I’m interested in using the genre to outwardly express the inner turmoil of living under contemporary colonization that many Native people feel. Colonial societies breed discontent in many, many ways but I’m particularly interested in how violence manifests under colonial conditions, both against and by Indigenous people. I’m interested in critically examining the machinations of white supremacy and colonization, both overt and subtle, and how it creates and maintains the circumstances for different types of violence.

Indigenous people are marginalized in multiple ways in the West, meaning we tend to bear the brunt of systemic and individual violence. In Canada, the rates of ‘domestic’ violence (why this separation of ‘private’ or ‘public’ violence?), homicide, suicide, police brutality, child removal, and incarceration that Indigenous people face are astounding, often as much as four or more times higher than white people. At the same time, Indigenous individuals are also capable of committing violence, thus creating multiple layers of damage in communities.

Violence has the peculiar property of being born both of power and from the lack of it. In the contexts of the prairies, as in many other colonized places, violence doesn’t have one root cause; it is not some miasmic force that envelopes humans, a poisonous fog from a hellish place, an act of the devil—it’s a human behavior, driven by human emotions. It can be bred from privilege, entitlement, devastation, hopelessness, jealousy, rage, righteousness, revenge. This doesn’t necessarily mean all humans will be violent if given the right circumstances, and indeed does not mean that all acts of violence are a product of society’s circumstances—violence is still an individual decision, a choice made, an action taken. People can be driven to certain states of minds and they can be violent because they like it. Many things can, and almost always are, true at once.
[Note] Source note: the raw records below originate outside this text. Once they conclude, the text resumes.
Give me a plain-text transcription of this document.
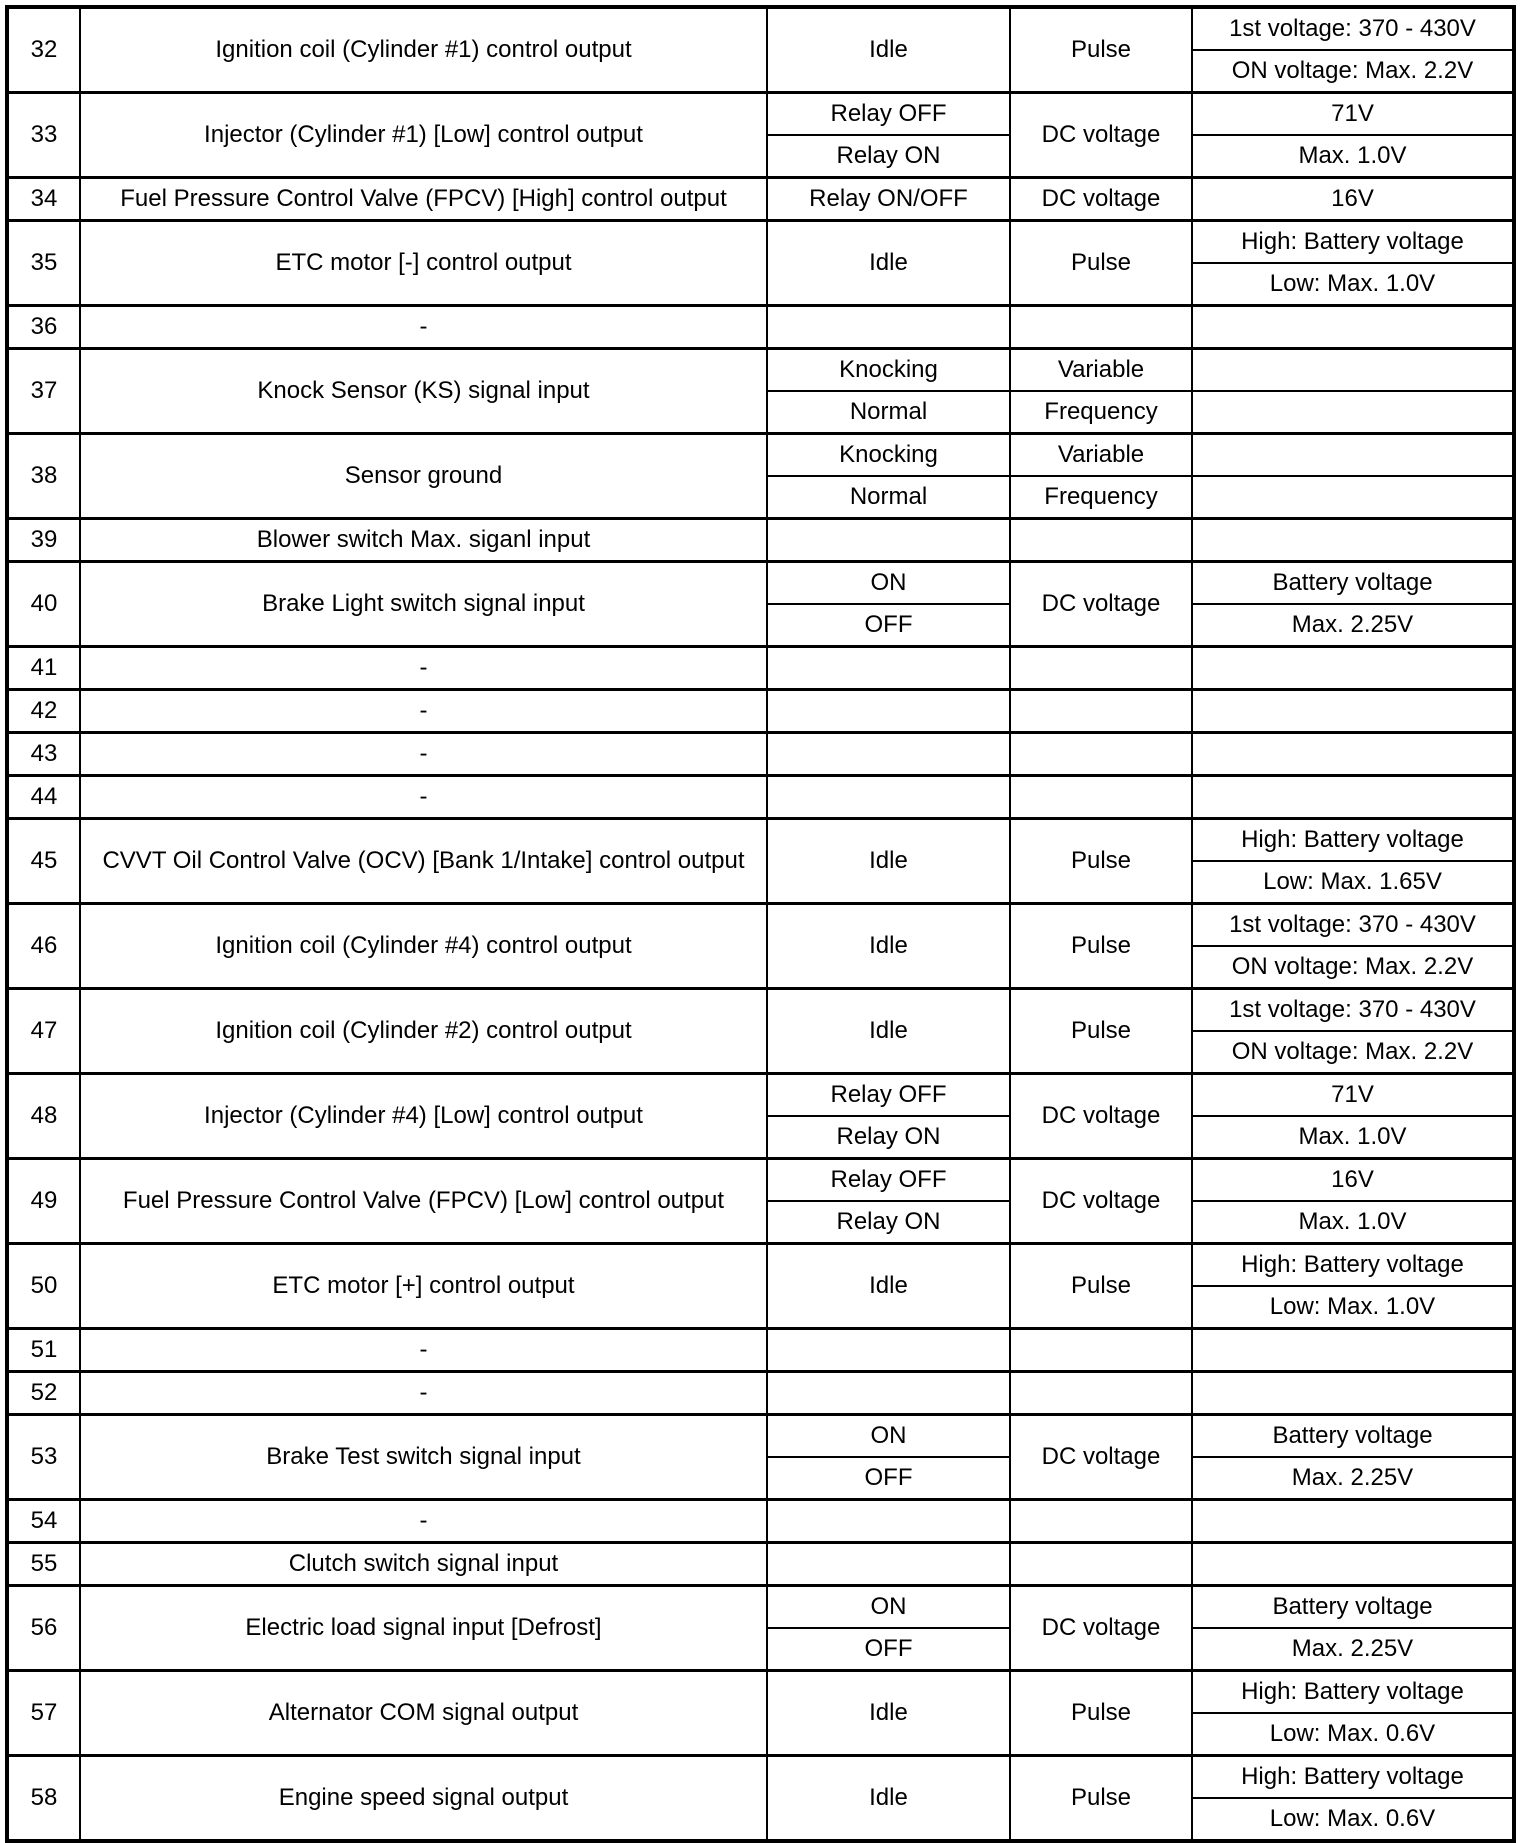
32	Ignition coil (Cylinder #1) control output	Idle	Pulse	1st voltage: 370 - 430V
				ON voltage: Max. 2.2V
33	Injector (Cylinder #1) [Low] control output	Relay OFF	DC voltage	71V
		Relay ON		Max. 1.0V
34	Fuel Pressure Control Valve (FPCV) [High] control output	Relay ON/OFF	DC voltage	16V
35	ETC motor [-] control output	Idle	Pulse	High: Battery voltage
				Low: Max. 1.0V
36	-			
37	Knock Sensor (KS) signal input	Knocking	Variable	
		Normal	Frequency	
38	Sensor ground	Knocking	Variable	
		Normal	Frequency	
39	Blower switch Max. siganl input			
40	Brake Light switch signal input	ON	DC voltage	Battery voltage
		OFF		Max. 2.25V
41	-			
42	-			
43	-			
44	-			
45	CVVT Oil Control Valve (OCV) [Bank 1/Intake] control output	Idle	Pulse	High: Battery voltage
				Low: Max. 1.65V
46	Ignition coil (Cylinder #4) control output	Idle	Pulse	1st voltage: 370 - 430V
				ON voltage: Max. 2.2V
47	Ignition coil (Cylinder #2) control output	Idle	Pulse	1st voltage: 370 - 430V
				ON voltage: Max. 2.2V
48	Injector (Cylinder #4) [Low] control output	Relay OFF	DC voltage	71V
		Relay ON		Max. 1.0V
49	Fuel Pressure Control Valve (FPCV) [Low] control output	Relay OFF	DC voltage	16V
		Relay ON		Max. 1.0V
50	ETC motor [+] control output	Idle	Pulse	High: Battery voltage
				Low: Max. 1.0V
51	-			
52	-			
53	Brake Test switch signal input	ON	DC voltage	Battery voltage
		OFF		Max. 2.25V
54	-			
55	Clutch switch signal input			
56	Electric load signal input [Defrost]	ON	DC voltage	Battery voltage
		OFF		Max. 2.25V
57	Alternator COM signal output	Idle	Pulse	High: Battery voltage
				Low: Max. 0.6V
58	Engine speed signal output	Idle	Pulse	High: Battery voltage
				Low: Max. 0.6V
Nuance is an important tool for illuminating complex ideas and situations, but it’s equally important to remember where the locus of power lies in a colonial society. Economic, political, social and cultural power do not rest with Indigenous people in the West; we must advocate and fight for any recognition we may gain within any mode of power, and still the scales are loath to tip. The prairies are achingly beautiful, with vibrant cultural and arts scenes in many cities, with Indigenous people leading the way in innovative social programs, in reconciliation efforts—but there is still a lot that needs to change, on the prairies and across the country.

The visceral nature of the experience of horror, the ability to invoke an embodied feeling in a reader or viewer, can communicate a truth, a feeling, a perspective, to audiences in ways that other genres cannot. Violence is a real-life horror, and I don’t have an interest in recreating or prolonging real hurt, real suffering, by using it as a mere spectacle. Using the lens of horror for social commentary and exploration is not going to be for everyone, but I believe there are ways to do it that can allow us to imagine different possibilities, and to see the societies we live in more clearly.
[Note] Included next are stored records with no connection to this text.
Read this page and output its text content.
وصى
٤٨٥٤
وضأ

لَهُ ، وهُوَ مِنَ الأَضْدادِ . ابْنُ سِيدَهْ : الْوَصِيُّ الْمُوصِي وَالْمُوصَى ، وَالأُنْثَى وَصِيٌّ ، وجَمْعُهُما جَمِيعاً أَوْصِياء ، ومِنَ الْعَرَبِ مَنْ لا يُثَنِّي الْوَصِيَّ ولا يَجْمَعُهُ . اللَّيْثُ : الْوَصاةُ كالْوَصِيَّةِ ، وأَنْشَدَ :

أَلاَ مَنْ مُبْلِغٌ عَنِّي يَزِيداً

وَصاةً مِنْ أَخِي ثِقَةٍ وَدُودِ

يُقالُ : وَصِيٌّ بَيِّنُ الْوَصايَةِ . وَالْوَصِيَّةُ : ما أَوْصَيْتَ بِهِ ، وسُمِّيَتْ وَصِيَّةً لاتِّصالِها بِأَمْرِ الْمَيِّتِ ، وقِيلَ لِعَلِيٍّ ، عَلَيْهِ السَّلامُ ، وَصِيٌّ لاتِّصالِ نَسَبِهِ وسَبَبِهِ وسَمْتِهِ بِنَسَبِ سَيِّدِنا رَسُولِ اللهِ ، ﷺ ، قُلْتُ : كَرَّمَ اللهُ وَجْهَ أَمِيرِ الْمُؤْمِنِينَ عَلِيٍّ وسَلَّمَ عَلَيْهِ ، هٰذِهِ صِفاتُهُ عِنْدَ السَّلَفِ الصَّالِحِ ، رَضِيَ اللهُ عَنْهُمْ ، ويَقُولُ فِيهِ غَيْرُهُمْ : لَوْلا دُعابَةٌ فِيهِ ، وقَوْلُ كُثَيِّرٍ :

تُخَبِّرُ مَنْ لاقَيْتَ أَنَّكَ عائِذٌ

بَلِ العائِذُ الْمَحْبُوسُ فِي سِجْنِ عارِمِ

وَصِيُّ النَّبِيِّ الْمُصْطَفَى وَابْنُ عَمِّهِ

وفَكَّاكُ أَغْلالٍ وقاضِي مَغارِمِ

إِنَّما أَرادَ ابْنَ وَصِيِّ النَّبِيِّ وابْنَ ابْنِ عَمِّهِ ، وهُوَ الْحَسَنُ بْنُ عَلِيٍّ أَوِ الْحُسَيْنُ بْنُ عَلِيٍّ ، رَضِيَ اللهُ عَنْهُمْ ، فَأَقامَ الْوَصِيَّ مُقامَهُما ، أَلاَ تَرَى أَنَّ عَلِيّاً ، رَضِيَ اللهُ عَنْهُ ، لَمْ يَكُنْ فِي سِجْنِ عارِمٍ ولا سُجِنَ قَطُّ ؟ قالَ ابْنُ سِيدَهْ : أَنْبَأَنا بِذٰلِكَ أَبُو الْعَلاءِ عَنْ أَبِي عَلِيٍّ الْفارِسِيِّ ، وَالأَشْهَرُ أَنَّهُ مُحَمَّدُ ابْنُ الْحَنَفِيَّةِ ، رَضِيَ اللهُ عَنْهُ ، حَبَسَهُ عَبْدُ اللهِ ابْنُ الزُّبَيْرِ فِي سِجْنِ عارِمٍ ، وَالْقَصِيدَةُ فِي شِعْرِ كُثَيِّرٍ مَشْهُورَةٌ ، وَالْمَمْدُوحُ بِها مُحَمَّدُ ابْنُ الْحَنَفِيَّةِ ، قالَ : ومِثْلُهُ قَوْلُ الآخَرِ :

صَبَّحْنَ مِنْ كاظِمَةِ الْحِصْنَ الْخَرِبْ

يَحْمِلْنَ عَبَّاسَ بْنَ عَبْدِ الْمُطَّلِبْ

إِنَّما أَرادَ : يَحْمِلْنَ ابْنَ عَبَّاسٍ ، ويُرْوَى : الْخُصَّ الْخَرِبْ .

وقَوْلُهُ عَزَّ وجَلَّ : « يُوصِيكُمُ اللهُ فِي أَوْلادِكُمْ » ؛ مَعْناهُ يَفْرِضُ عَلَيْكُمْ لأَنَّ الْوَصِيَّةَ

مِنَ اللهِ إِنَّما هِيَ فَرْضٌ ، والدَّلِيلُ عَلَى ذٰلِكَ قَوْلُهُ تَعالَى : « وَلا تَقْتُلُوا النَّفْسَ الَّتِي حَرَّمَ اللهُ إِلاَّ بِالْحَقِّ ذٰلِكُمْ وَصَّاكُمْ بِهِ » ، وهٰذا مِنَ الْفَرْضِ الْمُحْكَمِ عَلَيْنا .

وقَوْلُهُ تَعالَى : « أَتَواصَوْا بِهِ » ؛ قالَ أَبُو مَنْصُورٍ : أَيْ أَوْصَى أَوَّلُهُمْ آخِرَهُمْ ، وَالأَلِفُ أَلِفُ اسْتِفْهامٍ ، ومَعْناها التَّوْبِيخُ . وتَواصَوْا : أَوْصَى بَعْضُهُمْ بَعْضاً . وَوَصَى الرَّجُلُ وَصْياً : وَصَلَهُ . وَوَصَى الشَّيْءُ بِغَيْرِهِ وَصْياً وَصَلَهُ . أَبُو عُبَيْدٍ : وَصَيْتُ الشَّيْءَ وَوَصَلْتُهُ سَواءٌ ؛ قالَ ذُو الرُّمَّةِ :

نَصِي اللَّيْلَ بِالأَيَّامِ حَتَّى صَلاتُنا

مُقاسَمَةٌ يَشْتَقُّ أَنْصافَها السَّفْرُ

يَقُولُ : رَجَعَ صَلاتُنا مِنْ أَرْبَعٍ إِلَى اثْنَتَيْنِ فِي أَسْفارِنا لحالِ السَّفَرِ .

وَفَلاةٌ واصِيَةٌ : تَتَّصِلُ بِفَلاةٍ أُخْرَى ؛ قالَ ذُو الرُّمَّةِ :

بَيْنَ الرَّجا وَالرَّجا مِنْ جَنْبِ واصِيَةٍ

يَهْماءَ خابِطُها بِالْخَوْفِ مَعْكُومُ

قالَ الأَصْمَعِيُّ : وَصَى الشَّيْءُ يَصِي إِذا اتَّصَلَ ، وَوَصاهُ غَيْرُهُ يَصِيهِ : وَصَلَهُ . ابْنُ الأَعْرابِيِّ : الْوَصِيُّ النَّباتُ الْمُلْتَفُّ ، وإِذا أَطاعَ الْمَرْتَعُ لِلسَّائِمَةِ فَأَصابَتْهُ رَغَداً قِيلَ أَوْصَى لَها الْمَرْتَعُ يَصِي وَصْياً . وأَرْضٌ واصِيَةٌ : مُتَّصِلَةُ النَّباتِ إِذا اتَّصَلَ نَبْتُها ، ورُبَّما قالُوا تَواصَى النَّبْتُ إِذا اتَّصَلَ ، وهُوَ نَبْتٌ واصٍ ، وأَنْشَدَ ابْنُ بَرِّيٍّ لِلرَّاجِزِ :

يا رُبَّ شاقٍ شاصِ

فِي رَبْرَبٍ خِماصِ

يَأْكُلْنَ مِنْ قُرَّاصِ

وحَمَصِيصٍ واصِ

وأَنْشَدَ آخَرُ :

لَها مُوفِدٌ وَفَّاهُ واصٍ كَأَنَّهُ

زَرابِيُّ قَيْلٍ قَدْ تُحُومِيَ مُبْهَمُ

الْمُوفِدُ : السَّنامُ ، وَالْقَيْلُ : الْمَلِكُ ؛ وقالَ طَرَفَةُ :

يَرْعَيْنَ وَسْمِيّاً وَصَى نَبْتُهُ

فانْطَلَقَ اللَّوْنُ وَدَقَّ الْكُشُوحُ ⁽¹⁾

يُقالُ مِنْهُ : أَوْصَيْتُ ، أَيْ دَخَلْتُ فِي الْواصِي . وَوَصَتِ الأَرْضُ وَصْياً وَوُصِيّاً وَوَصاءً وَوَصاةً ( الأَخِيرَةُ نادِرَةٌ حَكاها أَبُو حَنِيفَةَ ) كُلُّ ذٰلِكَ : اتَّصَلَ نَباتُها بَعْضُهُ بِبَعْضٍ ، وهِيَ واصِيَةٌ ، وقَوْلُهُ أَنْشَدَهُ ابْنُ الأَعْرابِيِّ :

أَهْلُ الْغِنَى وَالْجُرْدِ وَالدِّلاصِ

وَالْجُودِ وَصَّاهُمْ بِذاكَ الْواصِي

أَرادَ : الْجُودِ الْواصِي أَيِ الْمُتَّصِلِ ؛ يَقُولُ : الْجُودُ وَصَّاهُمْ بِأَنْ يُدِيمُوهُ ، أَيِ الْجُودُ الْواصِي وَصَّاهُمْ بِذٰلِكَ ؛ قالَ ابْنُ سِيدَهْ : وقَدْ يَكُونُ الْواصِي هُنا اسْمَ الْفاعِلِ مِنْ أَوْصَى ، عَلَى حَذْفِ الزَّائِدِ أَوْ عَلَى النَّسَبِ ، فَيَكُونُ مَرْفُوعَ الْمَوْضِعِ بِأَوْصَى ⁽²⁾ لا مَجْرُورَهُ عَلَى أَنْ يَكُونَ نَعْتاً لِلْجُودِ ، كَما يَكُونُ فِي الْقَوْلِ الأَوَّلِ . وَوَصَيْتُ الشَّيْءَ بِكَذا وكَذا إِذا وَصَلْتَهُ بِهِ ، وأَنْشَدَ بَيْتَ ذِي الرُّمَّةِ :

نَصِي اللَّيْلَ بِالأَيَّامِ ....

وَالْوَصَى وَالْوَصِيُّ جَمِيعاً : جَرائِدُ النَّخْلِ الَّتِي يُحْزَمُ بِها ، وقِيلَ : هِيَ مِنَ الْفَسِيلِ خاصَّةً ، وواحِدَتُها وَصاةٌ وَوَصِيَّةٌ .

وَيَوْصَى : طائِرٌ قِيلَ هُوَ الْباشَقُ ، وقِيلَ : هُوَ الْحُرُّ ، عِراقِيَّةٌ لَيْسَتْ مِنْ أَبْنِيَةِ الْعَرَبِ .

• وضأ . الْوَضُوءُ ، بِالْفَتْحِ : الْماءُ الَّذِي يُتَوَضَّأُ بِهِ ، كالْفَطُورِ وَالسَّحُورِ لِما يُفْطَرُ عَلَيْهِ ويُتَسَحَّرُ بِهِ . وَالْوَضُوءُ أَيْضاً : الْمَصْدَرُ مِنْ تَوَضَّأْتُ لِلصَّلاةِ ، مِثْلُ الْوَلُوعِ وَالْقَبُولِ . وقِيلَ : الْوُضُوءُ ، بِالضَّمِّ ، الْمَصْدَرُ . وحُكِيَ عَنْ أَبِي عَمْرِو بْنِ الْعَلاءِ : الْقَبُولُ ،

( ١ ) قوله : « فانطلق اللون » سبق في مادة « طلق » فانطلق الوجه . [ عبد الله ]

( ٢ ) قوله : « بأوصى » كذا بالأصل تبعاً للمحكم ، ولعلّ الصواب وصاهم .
I’m drawn to exploring violence because its tentacles entwine so many of our systems, beliefs, ideologies, and actions. Violence is enacted in as many different ways as human beings can feel, and yet is rarely openly discussed. When it is discussed, nuance and complexity tends to be easily wiped out by emotion, which can also color how we view perpetrators, victims, and certain acts. Some violence is more tolerable than others, which I’m also interested in exploring.

We tend to turn away from the heavier, unpleasant things, or dismiss them as not being our problem. Yet we all stand on the same foundation. We have to be able to see it clearly, all the beauty, joy, mess, and pain of our lives and behaviors if we truly hope for anything close to an equitable or just society. I want to use horror to see clearly, to know myself, to know the places in which I live and the ideologies I live within, willingly or not. Foundations hold us up or allow us to fall, and a rotten one to begin with is a rotten one five hundred years later.